For the unfamiliar, Groupon is a social promotion site that features a daily deal for each city in which it operates and offers consumers a significant discount for a local good, service or event. The discount is valid only if a minimum number of consumers purchase the deal.
The company has gotten a lot of press since its 2008 debut – lately, for sheer market penetration: At the end of August, Forbes ran a story calling Groupon “the fastest-growing web company in history.”
But how good for business the site’s promotions are is a point of debate. The Jesse H. Jones study provided evidence that "satisfied employees" is the most important factor for the Groupon promotion to work successfully for a business. If employees remain satisfied through the promotion, the likelihood of its profitability is significantly higher. The percentage of discounts offered and the number of Groupons sold did not predict the deal's profitability. It also did not offer a percentage of Groupon users who purchased beyond the Groupon’s value or bought the item again at full price.
"Because the Groupon customer base is made up of deal-seekers and bargain shoppers, they might not tip as well as an average customer or be willing to purchase beyond the deal," Dholakia said. "So employees need to be prepared for this type of customer and the sheer volume of customers that might come through."
Other restaurant-relevant findings of the survey included:
- Businesses with unprofitable promotions reported lower rates of spending by Groupon users beyond the Groupon's face value and lower rates of return to the business again at full price.
- Respondents indicated they had largely negative perceptions of Groupon's competitors.

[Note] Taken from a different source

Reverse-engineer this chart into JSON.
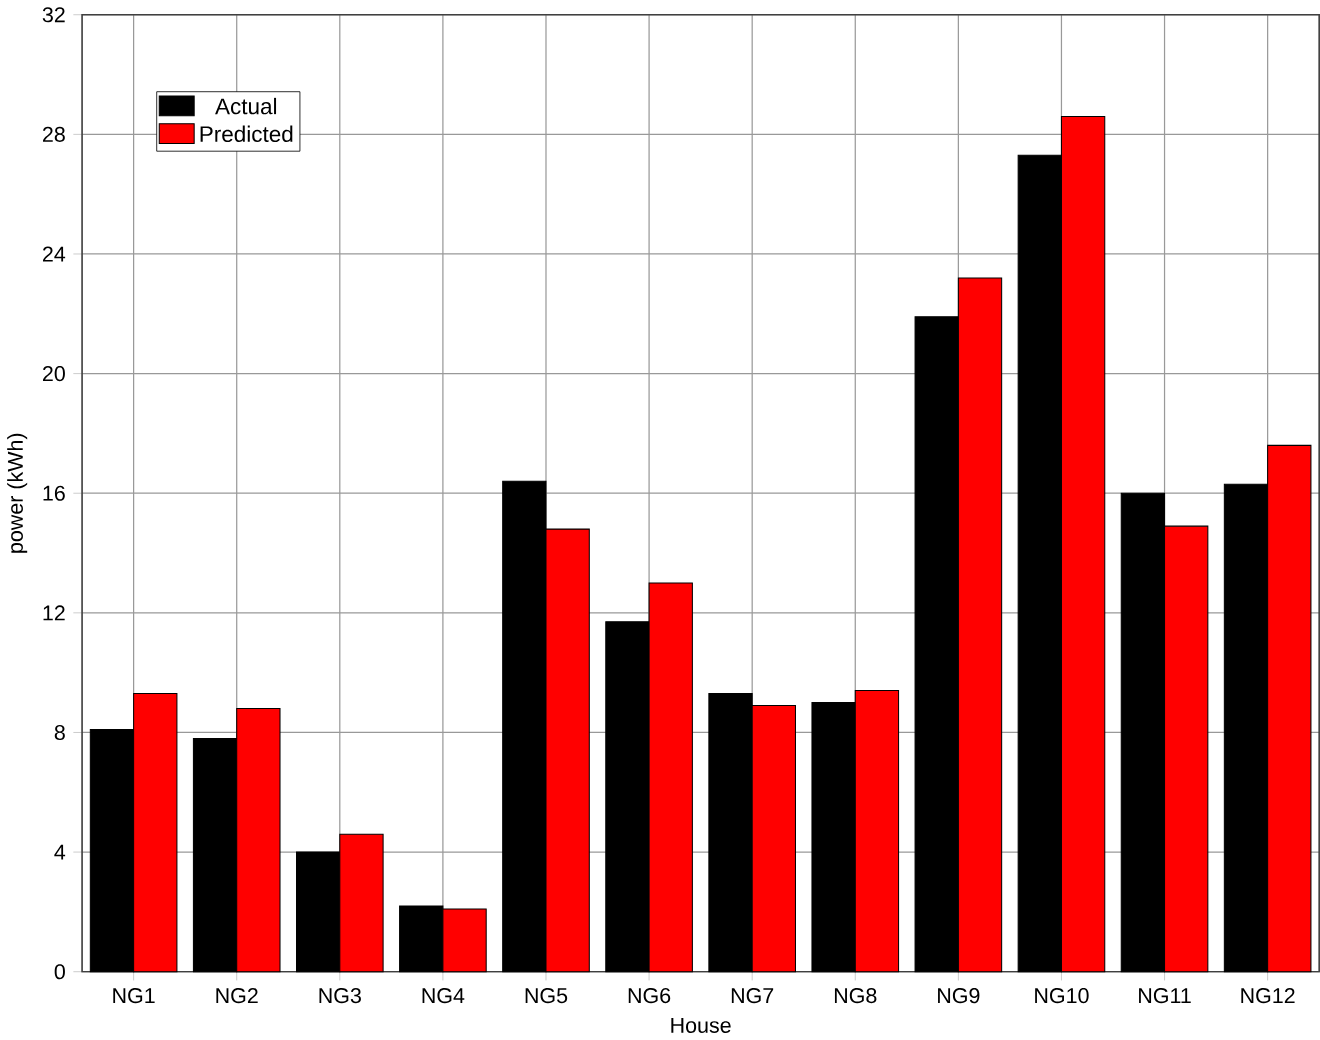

"I think these findings show that social promotion companies need to better balance consumer appeal with positive outcomes for the small businesses offering them," Dholakia said. "Right now, these deals are tilted too far in consumers’ favor."
Dholakia outlined some strategies for success that included using promotions for building relationships, such as the offering of smaller discounts for repeat visits. "Instead of offering $60 worth of food for $30, parcel it out to offer $20 worth of food for $10 over the customer's next three visits," Dholakia said. He also suggested crafting deals to push unpopular items.